Following Delfos Danza Contemporeanea's past success in reinterpreting works by Stravinsky, Patty Harrington Delaney, chair of the SMU Division of Dance, invited Lavista and Ruiz to create the choreography for Meadows students. In all, 17 dancers will perform the piece, under the direction of Lavista and Ruiz, who worked directly with the students during a residency at SMU Meadows. Students have also been invited to contribute their own personal reflections and experiences in the creation of the final piece.

The Firebird project exemplifies the work of Delfos Danza Contemporanea, a collective of artists and educators dedicated to new ideas, new approaches and new forms. Their 2015 version of Stravinsky's iconic The Rite of Spring was praised by critics as "breathtaking" and "unforgettable." Founded in 1992 by Lavista and Ruiz, the group is today considered Mexico's premier contemporary dance company and one of the top artistic companies in Latin America.
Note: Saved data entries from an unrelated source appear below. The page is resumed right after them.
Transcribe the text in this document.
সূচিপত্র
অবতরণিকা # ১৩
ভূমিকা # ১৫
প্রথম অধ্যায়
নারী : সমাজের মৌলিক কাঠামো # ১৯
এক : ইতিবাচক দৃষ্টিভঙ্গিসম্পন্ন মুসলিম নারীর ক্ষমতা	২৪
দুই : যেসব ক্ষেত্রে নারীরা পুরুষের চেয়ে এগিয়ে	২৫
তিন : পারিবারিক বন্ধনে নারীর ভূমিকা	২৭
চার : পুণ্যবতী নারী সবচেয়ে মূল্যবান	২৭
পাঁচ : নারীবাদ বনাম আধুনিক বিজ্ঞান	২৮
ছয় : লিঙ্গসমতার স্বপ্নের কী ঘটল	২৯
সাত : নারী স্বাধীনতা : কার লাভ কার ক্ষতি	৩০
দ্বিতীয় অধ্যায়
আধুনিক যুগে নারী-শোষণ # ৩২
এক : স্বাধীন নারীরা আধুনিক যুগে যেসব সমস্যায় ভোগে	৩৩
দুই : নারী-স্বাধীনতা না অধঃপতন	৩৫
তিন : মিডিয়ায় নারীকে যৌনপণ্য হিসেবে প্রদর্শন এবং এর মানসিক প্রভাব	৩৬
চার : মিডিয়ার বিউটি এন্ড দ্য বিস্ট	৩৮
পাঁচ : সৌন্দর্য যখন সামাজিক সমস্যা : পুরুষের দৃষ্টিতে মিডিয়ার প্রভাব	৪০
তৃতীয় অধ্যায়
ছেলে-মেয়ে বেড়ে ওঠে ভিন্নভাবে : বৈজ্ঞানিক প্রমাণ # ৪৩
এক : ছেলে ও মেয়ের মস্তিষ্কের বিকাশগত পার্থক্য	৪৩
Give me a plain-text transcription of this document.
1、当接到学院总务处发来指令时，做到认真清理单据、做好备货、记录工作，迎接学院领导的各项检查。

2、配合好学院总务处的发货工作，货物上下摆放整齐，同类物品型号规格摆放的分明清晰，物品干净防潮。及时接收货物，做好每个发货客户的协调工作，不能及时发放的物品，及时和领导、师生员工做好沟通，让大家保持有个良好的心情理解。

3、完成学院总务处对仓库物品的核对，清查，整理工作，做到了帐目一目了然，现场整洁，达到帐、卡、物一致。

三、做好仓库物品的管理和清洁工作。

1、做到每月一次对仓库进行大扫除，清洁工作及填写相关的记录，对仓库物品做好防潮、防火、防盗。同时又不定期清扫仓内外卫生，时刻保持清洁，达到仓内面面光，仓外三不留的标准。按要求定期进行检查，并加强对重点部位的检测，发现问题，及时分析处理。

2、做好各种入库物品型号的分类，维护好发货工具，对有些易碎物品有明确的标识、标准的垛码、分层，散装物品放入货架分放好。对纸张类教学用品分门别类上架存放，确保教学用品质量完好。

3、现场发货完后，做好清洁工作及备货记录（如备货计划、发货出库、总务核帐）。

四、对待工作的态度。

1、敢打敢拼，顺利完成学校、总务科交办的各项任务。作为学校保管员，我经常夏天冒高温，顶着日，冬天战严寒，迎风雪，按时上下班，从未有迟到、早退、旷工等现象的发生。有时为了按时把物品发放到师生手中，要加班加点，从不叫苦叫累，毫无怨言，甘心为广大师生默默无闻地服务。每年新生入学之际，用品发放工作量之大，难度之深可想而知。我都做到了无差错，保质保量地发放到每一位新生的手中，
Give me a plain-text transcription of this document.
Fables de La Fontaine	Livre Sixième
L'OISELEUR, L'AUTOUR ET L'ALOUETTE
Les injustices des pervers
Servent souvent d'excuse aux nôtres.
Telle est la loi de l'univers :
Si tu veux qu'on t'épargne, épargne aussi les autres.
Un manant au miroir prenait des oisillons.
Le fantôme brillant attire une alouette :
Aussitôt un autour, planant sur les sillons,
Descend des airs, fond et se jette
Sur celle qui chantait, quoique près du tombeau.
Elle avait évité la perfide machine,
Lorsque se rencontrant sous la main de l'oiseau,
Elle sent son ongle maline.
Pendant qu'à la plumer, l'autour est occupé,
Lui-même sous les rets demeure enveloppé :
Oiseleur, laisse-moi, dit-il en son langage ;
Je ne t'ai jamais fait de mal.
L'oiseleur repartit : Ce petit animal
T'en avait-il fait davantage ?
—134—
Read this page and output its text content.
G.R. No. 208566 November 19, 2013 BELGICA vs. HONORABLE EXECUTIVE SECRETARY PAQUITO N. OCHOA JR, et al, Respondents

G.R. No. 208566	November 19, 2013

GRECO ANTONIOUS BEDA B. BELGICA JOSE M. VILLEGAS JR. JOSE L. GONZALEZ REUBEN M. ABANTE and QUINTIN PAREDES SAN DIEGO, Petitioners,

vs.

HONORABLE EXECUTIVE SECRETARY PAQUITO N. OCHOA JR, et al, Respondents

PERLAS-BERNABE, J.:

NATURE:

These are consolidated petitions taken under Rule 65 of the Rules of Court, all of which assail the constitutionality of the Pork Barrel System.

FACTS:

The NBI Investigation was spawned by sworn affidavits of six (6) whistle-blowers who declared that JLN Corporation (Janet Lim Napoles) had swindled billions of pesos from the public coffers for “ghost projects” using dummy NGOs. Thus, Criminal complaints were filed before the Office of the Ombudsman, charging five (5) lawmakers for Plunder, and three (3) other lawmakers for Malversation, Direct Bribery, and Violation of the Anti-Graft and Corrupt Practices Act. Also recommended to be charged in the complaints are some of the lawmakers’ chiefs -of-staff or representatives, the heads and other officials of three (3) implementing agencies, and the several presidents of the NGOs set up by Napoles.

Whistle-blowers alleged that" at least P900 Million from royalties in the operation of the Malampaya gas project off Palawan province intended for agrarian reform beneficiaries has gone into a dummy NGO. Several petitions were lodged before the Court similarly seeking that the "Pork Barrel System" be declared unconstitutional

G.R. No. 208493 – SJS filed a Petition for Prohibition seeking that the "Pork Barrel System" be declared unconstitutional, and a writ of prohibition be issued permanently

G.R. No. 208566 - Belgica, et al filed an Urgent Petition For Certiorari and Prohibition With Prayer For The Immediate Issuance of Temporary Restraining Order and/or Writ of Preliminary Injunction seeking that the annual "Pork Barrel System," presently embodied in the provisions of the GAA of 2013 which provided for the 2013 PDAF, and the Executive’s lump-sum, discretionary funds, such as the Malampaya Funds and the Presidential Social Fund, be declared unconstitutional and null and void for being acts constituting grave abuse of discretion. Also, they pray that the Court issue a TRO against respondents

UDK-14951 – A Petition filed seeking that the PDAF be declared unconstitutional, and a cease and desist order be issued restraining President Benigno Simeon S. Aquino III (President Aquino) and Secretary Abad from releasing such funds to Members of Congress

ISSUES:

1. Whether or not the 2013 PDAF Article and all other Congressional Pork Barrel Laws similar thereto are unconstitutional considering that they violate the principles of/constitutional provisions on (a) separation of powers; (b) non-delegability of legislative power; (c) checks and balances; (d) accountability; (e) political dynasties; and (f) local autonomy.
"Every human being is an immigrant," says Lavista. "We spend our entire lives leaving behind ideas, spaces, and concepts. As we migrate we carry with us memories and relics from our previous lives. We develop new ways of thinking, communicating, and coexisting as we experience rootlessness and constant adaptation. We migrate to survive. We migrate because we have hope. During migration something within us dies, only to give birth to something else. This work is dedicated to the constant travelers-the men and women worldwide who mobilize their entire lives and start anew from scratch-and also to the small, internal migrations that happen to us all every day, allowing us to embrace the world in its magnificence and diversity."

Lavista, the recipient of numerous national and international awards, has performed worldwide and created more than 45 works for companies throughout North America. She has also been a guest artist at prestigious dance festivals and colleges in the U.S. and Mexico and conducted workshops and master classes internationally. In addition to serving as co-artistic director of Delfos, she is co-director and a teacher of the Mazatlán Professional School of Contemporary Dance and director of the Creators Special Program at the Arts Center in Oaxaca, specializing in the development of young choreographers.

Ruiz is a dancer, choreographer, teacher, and lighting designer whose 30-year career has included numerous awards in each category. He has performed extensively, taught master classes internationally, created more than 50 works for dance companies, had his choreography presented at dance festivals and venues in multiple countries, and earned international praise for the clarity and poetry of his choreographic works and lighting design. With Lavista, he is co-artistic director and lighting designer of Delfos and co-director and a teacher of the Mazatlán Professional School of Contemporary Dance.

The Firebird will be performed at the Winspear Opera House on May 11, 2016, for "Meadows at the Winspear," the annual fundraising event for the Meadows School of the Arts, with the Meadows Dance Ensemble collaborating with the acclaimed Meadows Symphony Orchestra under the direction of Paul Phillips.